Günlerdir yandaş medya tarafından “tarihi gün geliyor” diye şişirildi dünkü AKP kongresi. “Yeni bir dönemin başlayacağı” anlatılıyordu. Erdoğan yapacağı konuşma ile yeni yol haritasını çizecek ve Türkiye şaha kalkacaktı.
Erdoğan’ı bu beklentiler ile dinlemeye çalıştım. Ancak sizler de gördünüz Erdoğan’da yeni bir şey yok. Son iki aydaki referandum propagandasında ne söylediyse dün de aynı şeyleri söyledi.
İcraatın içinden programı gibi 14 yılda AKP’nin ulaştığı “başarıları” anlattı. Yine Savaş Ay’ın hastanelerle ilgili programından söz etti, Merkez Bankasındaki döviz rezervini söyledi, türban yüzünden üniversite kapılarında ağlaşan kızları anlattı. Yine illeri sayarak buraya yapılacak yolların, köprülerin, evlerin müjdesini verdi.

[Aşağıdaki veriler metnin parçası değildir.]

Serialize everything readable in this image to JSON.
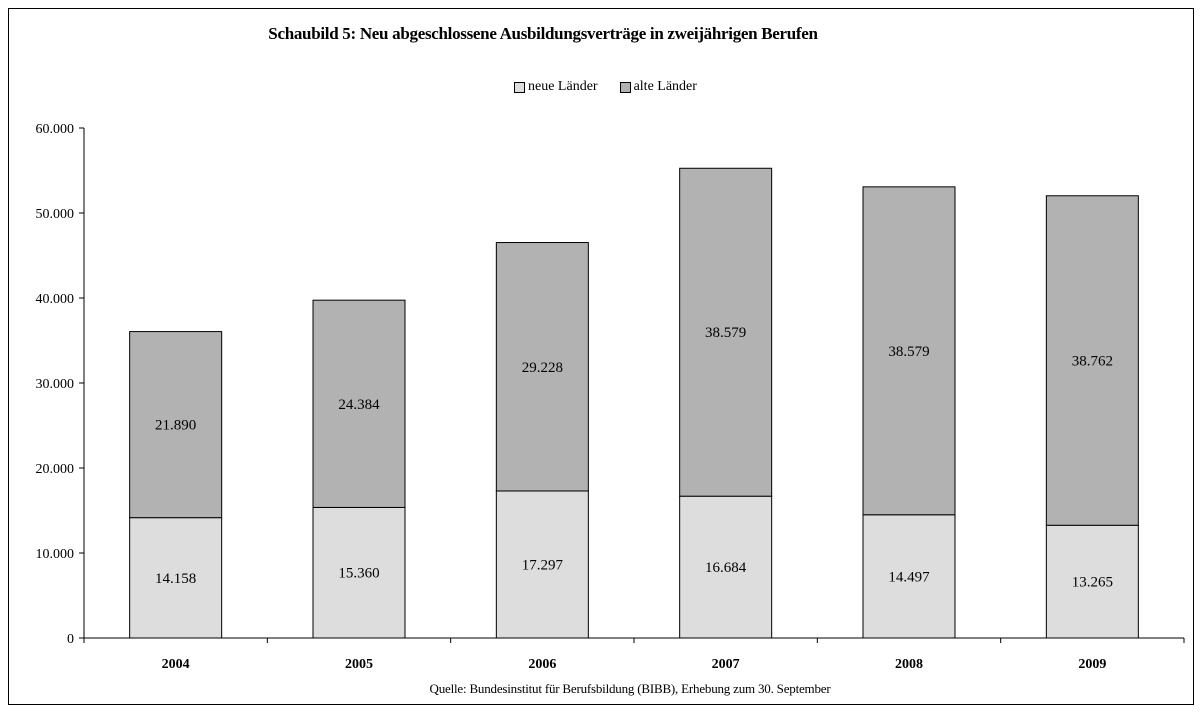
{
  "chart_data": {
    "type": "bar",
    "stacked": true,
    "title": "Schaubild 5: Neu abgeschlossene Ausbildungsverträge in zweijährigen Berufen",
    "categories": [
      "2004",
      "2005",
      "2006",
      "2007",
      "2008",
      "2009"
    ],
    "series": [
      {
        "name": "neue Länder",
        "color": "#dddddd",
        "values": [
          14158,
          15360,
          17297,
          16684,
          14497,
          13265
        ],
        "labels": [
          "14.158",
          "15.360",
          "17.297",
          "16.684",
          "14.497",
          "13.265"
        ]
      },
      {
        "name": "alte Länder",
        "color": "#b2b2b2",
        "values": [
          21890,
          24384,
          29228,
          38579,
          38579,
          38762
        ],
        "labels": [
          "21.890",
          "24.384",
          "29.228",
          "38.579",
          "38.579",
          "38.762"
        ]
      }
    ],
    "ylim": [
      0,
      60000
    ],
    "yticks": [
      0,
      10000,
      20000,
      30000,
      40000,
      50000,
      60000
    ],
    "ytick_labels": [
      "0",
      "10.000",
      "20.000",
      "30.000",
      "40.000",
      "50.000",
      "60.000"
    ],
    "legend_position": "top-center",
    "grid": false,
    "source": "Quelle: Bundesinstitut für Berufsbildung (BIBB), Erhebung zum 30. September"
  }
}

Yeni dönemin nasıl olacağına ışık tutacak tek açıklaması “Ohal devam edecek” sözüydü. Erdoğan işadamlarına “Neyiniz eksik, fabrikalarınıza mı gidemiyorsunuz, Ohal herşey durulana kadar devam edecek, bunu bilin” dedi.
Açıkçası bu kadar beklentiden sonra hiç olmazsa dünkü konuşmanın daha farklı içerikte olacağını düşünmüştüm. Belli ki Erdoğan için değişen bir şey yok. O zaten “Tek adam” rejimini çoktan uygulamaya başladığı için dünkü toplantıyı “rutin” olarak görmüş demek ki.
Tabii asıl uygulamaları bugünden itibaren görme olasılığımız çok yüksek. Parti yönetimindeki sınırlı değişiklikten sonra hükümetin nasıl olacağını da birkaç gün içinde öğreniriz herhalde.